Ndlela-Simelane described the advent of PCV 13 as the dawning of new era, for if the country’s children are protected against vaccine-preventable diseases, then it has a future and the nation will achieve its aim of attaining First World status within the next seven years. She said that no economic and social development can take place in a country where immunisation lags behind, as immunisation enables every child to reach their full physical and intellectual potential. Referring to certain religious beliefs that forbid immunisation, the Minister declared that the presence of even one unvaccinated child in a community poses a serious public health threat to the entire community, and she was therefore appealing to all Swazis to work together to get every child vaccinated. The WHO donated four
refrigerators and specialised transportation containers to ensure the ongoing safety and effectiveness of the vaccines.
Yet another target was set during this review period - to eliminate malaria by 2015 and attain certification thereof by 2018. The Health Minister said when making the announcement that the heightened initiative followed Swaziland being one of the eight SADC countries identified for malaria-elimination. She described the latter status as a call to action which required all stakeholders not to be complacent, but to step up their efforts in responding to the disease. The Minister said that current achievements had shown it was possible to turn the tide, and she called for continued vigilance with regard to interventions against malaria.
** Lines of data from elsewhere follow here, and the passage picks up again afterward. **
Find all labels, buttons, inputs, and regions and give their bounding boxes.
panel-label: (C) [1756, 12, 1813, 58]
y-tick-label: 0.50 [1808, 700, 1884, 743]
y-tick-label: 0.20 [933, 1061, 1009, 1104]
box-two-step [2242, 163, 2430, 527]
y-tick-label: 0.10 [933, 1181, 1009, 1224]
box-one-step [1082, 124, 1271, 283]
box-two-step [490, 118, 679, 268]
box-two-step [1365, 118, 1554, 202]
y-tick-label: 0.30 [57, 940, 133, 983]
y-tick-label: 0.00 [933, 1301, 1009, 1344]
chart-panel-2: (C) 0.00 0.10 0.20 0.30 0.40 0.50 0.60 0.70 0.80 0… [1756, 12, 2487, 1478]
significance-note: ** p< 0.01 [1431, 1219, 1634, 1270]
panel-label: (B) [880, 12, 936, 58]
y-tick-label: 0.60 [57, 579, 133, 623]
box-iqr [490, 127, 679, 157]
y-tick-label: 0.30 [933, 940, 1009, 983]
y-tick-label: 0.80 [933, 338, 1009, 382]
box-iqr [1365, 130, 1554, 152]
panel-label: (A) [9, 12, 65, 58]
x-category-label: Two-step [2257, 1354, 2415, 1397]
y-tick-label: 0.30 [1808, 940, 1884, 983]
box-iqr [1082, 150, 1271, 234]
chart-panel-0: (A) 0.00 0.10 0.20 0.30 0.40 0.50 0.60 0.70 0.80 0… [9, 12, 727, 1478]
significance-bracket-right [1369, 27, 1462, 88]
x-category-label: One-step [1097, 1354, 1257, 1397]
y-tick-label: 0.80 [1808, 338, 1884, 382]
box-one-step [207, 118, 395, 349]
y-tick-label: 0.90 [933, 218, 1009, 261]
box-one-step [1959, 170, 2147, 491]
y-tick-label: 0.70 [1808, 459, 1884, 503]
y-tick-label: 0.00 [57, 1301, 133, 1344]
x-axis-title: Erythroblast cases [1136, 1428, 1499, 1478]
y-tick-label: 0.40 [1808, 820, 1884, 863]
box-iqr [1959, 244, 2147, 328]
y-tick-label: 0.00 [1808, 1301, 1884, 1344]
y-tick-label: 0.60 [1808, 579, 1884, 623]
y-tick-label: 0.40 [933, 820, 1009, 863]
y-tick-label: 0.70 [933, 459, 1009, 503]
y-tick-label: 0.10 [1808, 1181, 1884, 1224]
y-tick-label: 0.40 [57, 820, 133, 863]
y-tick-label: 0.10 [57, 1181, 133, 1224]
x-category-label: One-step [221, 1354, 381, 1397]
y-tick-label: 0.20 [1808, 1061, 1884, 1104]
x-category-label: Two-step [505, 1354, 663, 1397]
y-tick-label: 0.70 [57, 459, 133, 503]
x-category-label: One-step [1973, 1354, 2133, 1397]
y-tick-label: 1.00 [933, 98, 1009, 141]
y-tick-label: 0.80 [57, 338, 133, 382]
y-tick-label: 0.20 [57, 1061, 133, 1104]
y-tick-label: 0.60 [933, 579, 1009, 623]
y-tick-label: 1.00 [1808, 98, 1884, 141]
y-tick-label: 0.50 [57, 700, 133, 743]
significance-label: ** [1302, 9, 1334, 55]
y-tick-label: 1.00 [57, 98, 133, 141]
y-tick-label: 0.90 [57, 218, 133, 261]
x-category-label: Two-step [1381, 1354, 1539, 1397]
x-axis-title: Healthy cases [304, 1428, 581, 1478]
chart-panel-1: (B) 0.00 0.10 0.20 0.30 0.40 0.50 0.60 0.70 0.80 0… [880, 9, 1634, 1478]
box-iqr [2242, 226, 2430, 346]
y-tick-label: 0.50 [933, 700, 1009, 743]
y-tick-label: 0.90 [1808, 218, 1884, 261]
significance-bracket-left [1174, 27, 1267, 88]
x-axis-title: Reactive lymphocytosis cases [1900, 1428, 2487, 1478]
The National Malaria Control Programme disclosed that 488 cases of the disease were reported during 2013/14 and that 99 percent of the investigated cases were found to be imported from Mozambique. Health Promotion Coordinator, Teclar Maphosa, said that the infected patients came from areas such as Nhambane, Tete and Sofalia. She reminded the public that Swaziland has bilateral anti-malaria programmes with both Mozambique and South Africa, advised citizens to take anti-malaria prophylaxis when travelling to high-risk areas and stressed the importance of checking for symptoms in order to receive early treatment.
The WHO used the occasion to call upon stakeholders ranging from local government to the agricultural and environmental-protection sectors to join in Swaziland’s final big push to eliminate malaria. In-country Representative, Dr Owen Kaluwa, said that the health sector alone could not prevent the proliferation of vectors (disease-transmitting insects) and the needless suffering and deaths that result, but if acting in concert with other authorities the kingdom could witness the end of vector-borne diseases such as malaria.
He pointed out that malaria is the most deadly vector-borne disease globally and claims an estimated 627 000 lives every year, most of which are of African children under the age of five. Dr Kaluwa noted that even though malaria continued to be a major problem in a number of countries, intensified malaria prevention and control measures in Swaziland have dramatically reduced the malaria burden. In addition to reiterating the prophylactic measures highlighted by other speakers, he called upon all people residing in malaria-risk areas in the Lubombo region to support government’s programme by giving spray-teams ready access to their homes.